東京大学,国立天文台(NAOJ),筑波大学は,129億年から134億年前の宇宙にある3つの銀河で,炭素と酸素に対して窒素が異常に多いことを明らかにした(ニュースリリース)。
生命を形作るタンパク質に必須な炭素と窒素,酸素は,宇宙の中で誕生した恒星の内部の核融合で作られ,やがて超新星爆発などで放出されたと考えられている。これまでの研究から,初期の宇宙で酸素が急激に増えたことが明らかになったが,炭素,窒素についてはまだ分かっておらず,いつ頃どの元素が多く作られてきたかについては不明だった。
研究グループは,ジェイムズ・ウェッブ宇宙望遠鏡の高感度赤外線観測データを詳細に解析し,初期の宇宙にある71個の銀河に含まれるガスの炭素,窒素,酸素などの元素の存在比を調べた。そして,最新の数値シミュレーション結果とも比較研究を行なった。

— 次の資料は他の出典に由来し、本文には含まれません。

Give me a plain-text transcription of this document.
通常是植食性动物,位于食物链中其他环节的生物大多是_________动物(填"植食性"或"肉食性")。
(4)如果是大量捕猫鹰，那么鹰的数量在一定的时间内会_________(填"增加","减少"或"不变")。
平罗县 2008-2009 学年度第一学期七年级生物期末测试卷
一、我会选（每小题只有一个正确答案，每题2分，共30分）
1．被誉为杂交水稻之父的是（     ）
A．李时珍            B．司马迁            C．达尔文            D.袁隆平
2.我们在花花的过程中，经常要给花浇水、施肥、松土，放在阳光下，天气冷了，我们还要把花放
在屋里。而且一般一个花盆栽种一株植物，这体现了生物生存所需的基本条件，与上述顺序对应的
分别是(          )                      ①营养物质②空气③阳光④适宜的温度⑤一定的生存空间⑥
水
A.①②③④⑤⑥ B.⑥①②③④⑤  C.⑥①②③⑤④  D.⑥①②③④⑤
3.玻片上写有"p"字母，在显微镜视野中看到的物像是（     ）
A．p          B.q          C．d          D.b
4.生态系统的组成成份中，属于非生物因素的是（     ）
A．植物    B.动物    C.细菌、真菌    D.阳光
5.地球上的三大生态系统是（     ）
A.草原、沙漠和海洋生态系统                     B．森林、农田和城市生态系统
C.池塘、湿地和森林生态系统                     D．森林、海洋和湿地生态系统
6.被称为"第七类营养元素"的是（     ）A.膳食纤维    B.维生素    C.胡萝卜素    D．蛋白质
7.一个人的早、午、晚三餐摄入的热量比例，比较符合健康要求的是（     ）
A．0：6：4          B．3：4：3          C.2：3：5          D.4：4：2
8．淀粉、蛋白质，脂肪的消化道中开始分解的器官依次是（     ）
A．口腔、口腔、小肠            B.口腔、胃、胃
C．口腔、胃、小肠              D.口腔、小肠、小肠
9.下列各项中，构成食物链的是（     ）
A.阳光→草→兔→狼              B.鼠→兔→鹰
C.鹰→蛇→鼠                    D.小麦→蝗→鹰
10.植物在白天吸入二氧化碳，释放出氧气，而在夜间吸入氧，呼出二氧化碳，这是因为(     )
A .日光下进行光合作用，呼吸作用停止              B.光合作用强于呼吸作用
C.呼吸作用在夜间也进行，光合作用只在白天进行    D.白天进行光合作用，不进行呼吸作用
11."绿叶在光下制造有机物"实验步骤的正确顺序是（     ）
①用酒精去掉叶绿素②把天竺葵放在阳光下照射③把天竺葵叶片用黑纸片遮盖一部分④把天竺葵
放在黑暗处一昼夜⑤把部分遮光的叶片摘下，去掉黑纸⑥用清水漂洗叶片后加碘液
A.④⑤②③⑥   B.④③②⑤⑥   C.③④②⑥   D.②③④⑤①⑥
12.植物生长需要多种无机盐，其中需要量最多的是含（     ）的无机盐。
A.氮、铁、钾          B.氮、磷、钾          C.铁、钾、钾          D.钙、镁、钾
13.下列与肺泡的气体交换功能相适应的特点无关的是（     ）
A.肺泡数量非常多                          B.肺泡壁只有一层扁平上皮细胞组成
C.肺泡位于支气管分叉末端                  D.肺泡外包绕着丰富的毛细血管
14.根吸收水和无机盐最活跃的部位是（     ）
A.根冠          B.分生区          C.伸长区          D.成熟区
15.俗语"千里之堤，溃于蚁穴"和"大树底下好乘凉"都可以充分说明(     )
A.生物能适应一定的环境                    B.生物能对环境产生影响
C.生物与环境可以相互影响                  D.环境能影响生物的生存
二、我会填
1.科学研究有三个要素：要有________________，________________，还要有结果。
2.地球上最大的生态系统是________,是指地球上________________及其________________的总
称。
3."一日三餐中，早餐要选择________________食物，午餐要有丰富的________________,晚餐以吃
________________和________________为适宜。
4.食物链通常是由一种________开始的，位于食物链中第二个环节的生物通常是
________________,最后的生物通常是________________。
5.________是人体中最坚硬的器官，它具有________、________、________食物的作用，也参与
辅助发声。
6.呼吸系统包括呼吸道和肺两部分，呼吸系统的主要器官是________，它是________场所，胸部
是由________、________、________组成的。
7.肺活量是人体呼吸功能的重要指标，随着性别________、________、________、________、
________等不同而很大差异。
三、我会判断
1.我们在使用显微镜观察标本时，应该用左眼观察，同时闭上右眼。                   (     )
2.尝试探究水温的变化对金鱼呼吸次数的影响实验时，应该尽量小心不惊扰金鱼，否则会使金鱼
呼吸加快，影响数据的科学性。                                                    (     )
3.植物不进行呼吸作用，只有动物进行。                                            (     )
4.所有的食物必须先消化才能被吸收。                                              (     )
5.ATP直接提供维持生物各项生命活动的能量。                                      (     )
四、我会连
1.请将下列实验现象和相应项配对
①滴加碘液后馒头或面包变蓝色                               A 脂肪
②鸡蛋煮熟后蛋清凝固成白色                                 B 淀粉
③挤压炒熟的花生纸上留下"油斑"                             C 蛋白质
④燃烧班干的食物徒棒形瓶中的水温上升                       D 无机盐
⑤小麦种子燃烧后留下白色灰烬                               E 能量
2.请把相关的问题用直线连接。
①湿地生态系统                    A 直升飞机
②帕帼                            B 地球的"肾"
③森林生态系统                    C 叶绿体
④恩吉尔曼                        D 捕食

高感度観測のデータでも炭素や窒素ガスが放つ光の検出は難しく,元素の存在比を測定することは困難だったが,129億年から134億年前の初期の宇宙にある3つの明るい銀河で輝線が検出された。
炭素,酸素,窒素の輝線の光度などから,酸素に対する炭素および窒素の個数の存在比を求めたところ,窒素が炭素や酸素に比べて異常に多く,この存在比が,太陽系はもとより,私たちの天の川銀河のガスと比べても3倍以上になることが分かった。
炭素と酸素,窒素ガスは,宇宙の中で誕生した恒星の内部の核融合で作られ,やがて超新星爆発などで放出されたと考えられている。
しかし,窒素の存在比が大きいガスが今回見つかったことで,今回見つかったガスは超新星爆発から放たれるガスより窒素の存在比が遥かに大きいので,初期の宇宙では,一般的に考えられている元素の主な供給メカニズムとは違うメカニズムが働いていた可能性がある。
初期の宇宙の銀河で,炭素や酸素に対して,窒素が多く存在することは理論的に予想されておらず,今回の観測を通して初めて明らかにされた。ジェイムズ・ウェッブ宇宙望遠鏡で,想像していなかった初期の宇宙の様子が明らかになった。研究グループは,この研究で新たな謎も出てきたが,さらなる観測でこの謎に挑んでいくとしている。